4. Ernest Dufour
Lorsqu'arrive l'heure du déjeuner, Agathe tourne de nouveau l'ardoise, qui indique à présent aux passants que la boutique est momentanément fermée. Elle attrape le sac dans lequel elle avait mis son repas ce matin, juste avant de partir, et quitte le magasin en prenant soin de refermer derrière elle.
Avant de sortir de la rue commerçante, la fleuriste décide de faire un saut rapide dans la librairie qui se situe juste à côté de sa boutique de fleurs – elle ne doit pas traîner car elle est attendue ailleurs.
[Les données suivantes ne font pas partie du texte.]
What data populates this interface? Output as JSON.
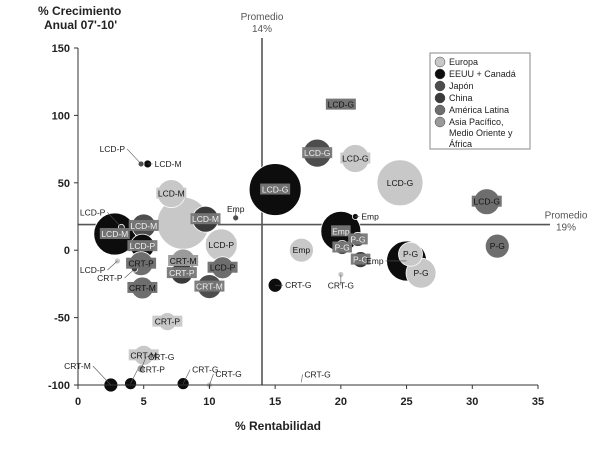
{
  "chart_data": {
    "type": "scatter",
    "ylabel": "% Crecimiento\nAnual 07'-10'",
    "xlabel": "% Rentabilidad",
    "xlim": [
      0,
      35
    ],
    "ylim": [
      -100,
      150
    ],
    "xticks": [
      0,
      5,
      10,
      15,
      20,
      25,
      30,
      35
    ],
    "yticks": [
      -100,
      -50,
      0,
      50,
      100,
      150
    ],
    "reference_lines": [
      {
        "axis": "x",
        "value": 14,
        "label": "Promedio\n14%"
      },
      {
        "axis": "y",
        "value": 19,
        "label": "Promedio\n19%"
      }
    ],
    "legend": {
      "placement": "top-right",
      "entries": [
        {
          "name": "Europa",
          "color": "#c8c8c8"
        },
        {
          "name": "EEUU + Canadá",
          "color": "#0d0d0d"
        },
        {
          "name": "Japón",
          "color": "#4d4d4d"
        },
        {
          "name": "China",
          "color": "#3a3a3a"
        },
        {
          "name": "América Latina",
          "color": "#6e6e6e"
        },
        {
          "name": "Asia Pacífico, Medio Oriente y África",
          "color": "#9a9a9a"
        }
      ]
    },
    "colors": {
      "Europa": "#c8c8c8",
      "EEUU": "#0d0d0d",
      "Japon": "#4d4d4d",
      "China": "#3a3a3a",
      "AL": "#6e6e6e",
      "APMOA": "#9a9a9a"
    },
    "points": [
      {
        "x": 15,
        "y": 45,
        "r": 26,
        "region": "EEUU",
        "label": "LCD-G",
        "pos": "c"
      },
      {
        "x": 18.2,
        "y": 72,
        "r": 14,
        "region": "Japon",
        "label": "LCD-G",
        "pos": "c"
      },
      {
        "x": 21.1,
        "y": 68,
        "r": 14,
        "region": "Europa",
        "label": "LCD-G",
        "pos": "c"
      },
      {
        "x": 24.5,
        "y": 50,
        "r": 23,
        "region": "Europa",
        "label": "LCD-G",
        "pos": "c"
      },
      {
        "x": 31.1,
        "y": 36,
        "r": 13,
        "region": "AL",
        "label": "LCD-G",
        "pos": "c"
      },
      {
        "x": 20,
        "y": 108,
        "r": 3,
        "region": "AL",
        "label": "LCD-G",
        "pos": "c"
      },
      {
        "x": 7.1,
        "y": 42,
        "r": 14,
        "region": "Europa",
        "label": "LCD-M",
        "pos": "c"
      },
      {
        "x": 5.3,
        "y": 64,
        "r": 4,
        "region": "EEUU",
        "label": "LCD-M",
        "pos": "r"
      },
      {
        "x": 4.8,
        "y": 64,
        "r": 3,
        "region": "Japon",
        "label": "LCD-P",
        "pos": "tl"
      },
      {
        "x": 8,
        "y": 20,
        "r": 26,
        "region": "Europa",
        "label": "",
        "pos": "c"
      },
      {
        "x": 5,
        "y": 18,
        "r": 12,
        "region": "Japon",
        "label": "LCD-M",
        "pos": "c"
      },
      {
        "x": 3.3,
        "y": 17,
        "r": 3,
        "region": "China",
        "label": "LCD-P",
        "pos": "tl"
      },
      {
        "x": 2.8,
        "y": 12,
        "r": 21,
        "region": "EEUU",
        "label": "LCD-M",
        "pos": "c"
      },
      {
        "x": 4.9,
        "y": 3,
        "r": 12,
        "region": "EEUU",
        "label": "LCD-P",
        "pos": "c"
      },
      {
        "x": 9.7,
        "y": 23,
        "r": 13,
        "region": "China",
        "label": "LCD-M",
        "pos": "c"
      },
      {
        "x": 10.9,
        "y": 4,
        "r": 16,
        "region": "Europa",
        "label": "LCD-P",
        "pos": "c"
      },
      {
        "x": 12,
        "y": 24,
        "r": 3,
        "region": "Japon",
        "label": "Emp",
        "pos": "t"
      },
      {
        "x": 8,
        "y": -8,
        "r": 12,
        "region": "APMOA",
        "label": "CRT-M",
        "pos": "c"
      },
      {
        "x": 7.9,
        "y": -17,
        "r": 11,
        "region": "China",
        "label": "CRT-P",
        "pos": "c"
      },
      {
        "x": 11,
        "y": -13,
        "r": 11,
        "region": "AL",
        "label": "LCD-P",
        "pos": "c"
      },
      {
        "x": 4.8,
        "y": -10,
        "r": 12,
        "region": "AL",
        "label": "CRT-P",
        "pos": "c"
      },
      {
        "x": 4.9,
        "y": -28,
        "r": 11,
        "region": "AL",
        "label": "CRT-M",
        "pos": "c"
      },
      {
        "x": 10,
        "y": -27,
        "r": 12,
        "region": "Japon",
        "label": "CRT-M",
        "pos": "c"
      },
      {
        "x": 3,
        "y": -8,
        "r": 3,
        "region": "Europa",
        "label": "LCD-P",
        "pos": "bl"
      },
      {
        "x": 4.3,
        "y": -14,
        "r": 3,
        "region": "China",
        "label": "CRT-P",
        "pos": "bl"
      },
      {
        "x": 6.8,
        "y": -53,
        "r": 9,
        "region": "Europa",
        "label": "CRT-P",
        "pos": "c"
      },
      {
        "x": 5,
        "y": -78,
        "r": 10,
        "region": "Europa",
        "label": "CRT-M",
        "pos": "c"
      },
      {
        "x": 4.8,
        "y": -88,
        "r": 4,
        "region": "APMOA",
        "label": "CRT-G",
        "pos": "tr"
      },
      {
        "x": 2.5,
        "y": -100,
        "r": 7,
        "region": "EEUU",
        "label": "CRT-M",
        "pos": "tl"
      },
      {
        "x": 4,
        "y": -99,
        "r": 6,
        "region": "EEUU",
        "label": "CRT-P",
        "pos": "tr"
      },
      {
        "x": 8,
        "y": -99,
        "r": 6,
        "region": "EEUU",
        "label": "CRT-G",
        "pos": "tr"
      },
      {
        "x": 10,
        "y": -100,
        "r": 3,
        "region": "Europa",
        "label": "CRT-G",
        "pos": "tr"
      },
      {
        "x": 15,
        "y": -26,
        "r": 7,
        "region": "EEUU",
        "label": "CRT-G",
        "pos": "r"
      },
      {
        "x": 17,
        "y": 0,
        "r": 12,
        "region": "Europa",
        "label": "Emp",
        "pos": "c"
      },
      {
        "x": 20,
        "y": 14,
        "r": 20,
        "region": "EEUU",
        "label": "Emp",
        "pos": "c"
      },
      {
        "x": 20.1,
        "y": 2,
        "r": 7,
        "region": "Japon",
        "label": "P-G",
        "pos": "c"
      },
      {
        "x": 21.3,
        "y": 8,
        "r": 7,
        "region": "Japon",
        "label": "P-G",
        "pos": "c"
      },
      {
        "x": 20,
        "y": -18,
        "r": 3,
        "region": "Europa",
        "label": "CRT-G",
        "pos": "b"
      },
      {
        "x": 21.1,
        "y": 25,
        "r": 3,
        "region": "EEUU",
        "label": "Emp",
        "pos": "r"
      },
      {
        "x": 21.5,
        "y": -7,
        "r": 8,
        "region": "China",
        "label": "P-G",
        "pos": "c"
      },
      {
        "x": 25,
        "y": -8,
        "r": 20,
        "region": "EEUU",
        "label": "Emp",
        "pos": "l"
      },
      {
        "x": 25.3,
        "y": -3,
        "r": 12,
        "region": "Europa",
        "label": "P-G",
        "pos": "c"
      },
      {
        "x": 26.1,
        "y": -17,
        "r": 15,
        "region": "Europa",
        "label": "P-G",
        "pos": "c"
      },
      {
        "x": 31.9,
        "y": 3,
        "r": 12,
        "region": "AL",
        "label": "P-G",
        "pos": "c"
      },
      {
        "x": 17,
        "y": -98,
        "r": 0,
        "region": "APMOA",
        "label": "CRT-G",
        "pos": "tr"
      }
    ]
  }
}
Elle entre donc, parcourt rapidement le rayon des romans, en attrape trois dont les titres ont attiré son attention, puis porte son choix définitif sur celui dont elle préfère la couverture. Sa méthode préférée pour choisir un livre ; elle ne lit même pas le résumé. Elle range les autres livres qu'elle lira peut-être une autre fois et quitte la librairie, satisfaite, après avoir payé.
Tous les midis, Agathe a rendez-vous avec la même personne : son ami de longue date Ernest Dufour, un ancien boulanger. Le lieu où ils se retrouvent est toujours le même également : une jolie place dans la vieille ville, au centre de laquelle a été bâtie une fontaine entourée de bancs et de pots de fleurs carrés en pierre finement taillée.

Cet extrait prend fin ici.